Kenan Evren, Yunanistan’ın Nato’nun askeri kanadına tekrar geri dönmesine onay vererek en büyük kozumuzu karşılıksız olarak harcamıştır.

Kemalizm, diktatörlük dönemindeki tek parti rejiminin ideolojisidir ve halk iradesine dayanmaz.

– Kendi dinamimizle yapamadığımızı, dünyanın enerjisiyle yapmak dışında bir seçenek yok…

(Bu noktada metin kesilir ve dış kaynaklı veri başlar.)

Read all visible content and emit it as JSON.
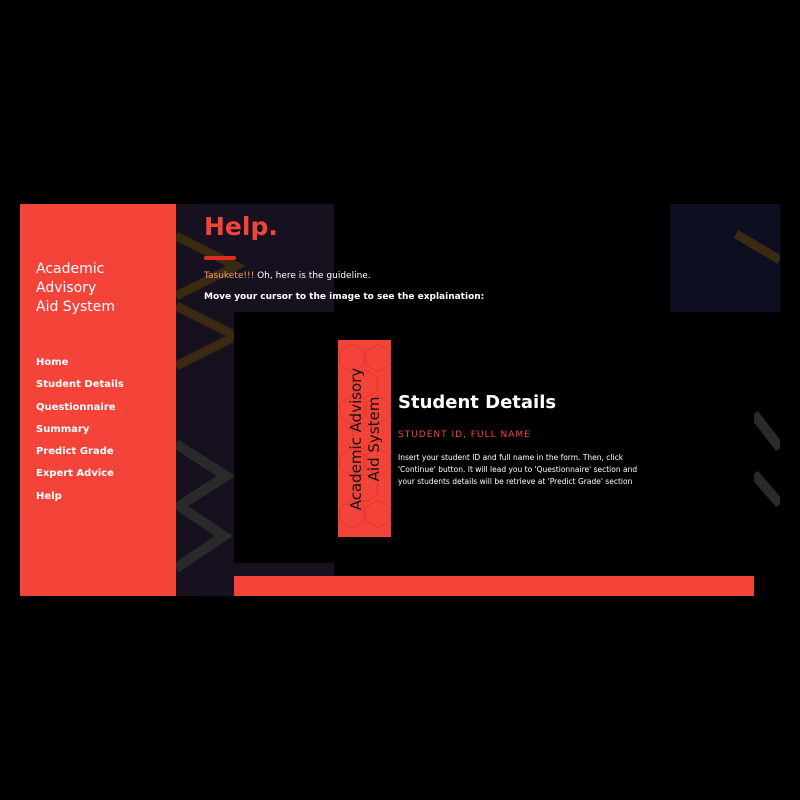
{
  "brand": {
    "line1": "Academic",
    "line2": "Advisory",
    "line3": "Aid System"
  },
  "nav": {
    "items": [
      {
        "label": "Home"
      },
      {
        "label": "Student Details"
      },
      {
        "label": "Questionnaire"
      },
      {
        "label": "Summary"
      },
      {
        "label": "Predict Grade"
      },
      {
        "label": "Expert Advice"
      },
      {
        "label": "Help"
      }
    ]
  },
  "main": {
    "title": "Help.",
    "intro_accent": "Tasukete!!!",
    "intro_text": " Oh, here is the guideline.",
    "instruction": "Move your cursor to the image to see the explaination:"
  },
  "feature": {
    "card_line1": "Academic Advisory",
    "card_line2": "Aid System",
    "title": "Student Details",
    "subtitle": "STUDENT ID, FULL NAME",
    "description": "Insert your student ID and full name in the form. Then, click 'Continue' button. It will lead you to 'Questionnaire' section and your students details will be retrieve at 'Predict Grade' section"
  },
  "colors": {
    "accent": "#f4443a",
    "background": "#000000",
    "text": "#ffffff"
  }
}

– Batılılar gibi yaşamayı “modernleşme” sanıp Batılılar gibi “üretmeyi” boşveren bürokratik cumhuriyet bireyin zenginleşip özgürleşmesini sağlayacak sağlıklı reçeteleri hiçbir zaman gündeme getirmedi.

– Laikliği yıkacak, din devleti kuracak bir gelişmeden endişe varsa, bunun en etkili panzehiri “Avrupa Birliği” değil mi?

Ak Partinin kadrolaşma mantığı rahatsız edici. Liyakat esasına, deneyim ve beceri çıtasına çok aldırmayan bir yaklaşım toplumu rahatsız ediyor. Üstelik temel hak ve özgürlükler yerine, zoraki ve ceberut bir muhafazakarlaşma da hissediliyor.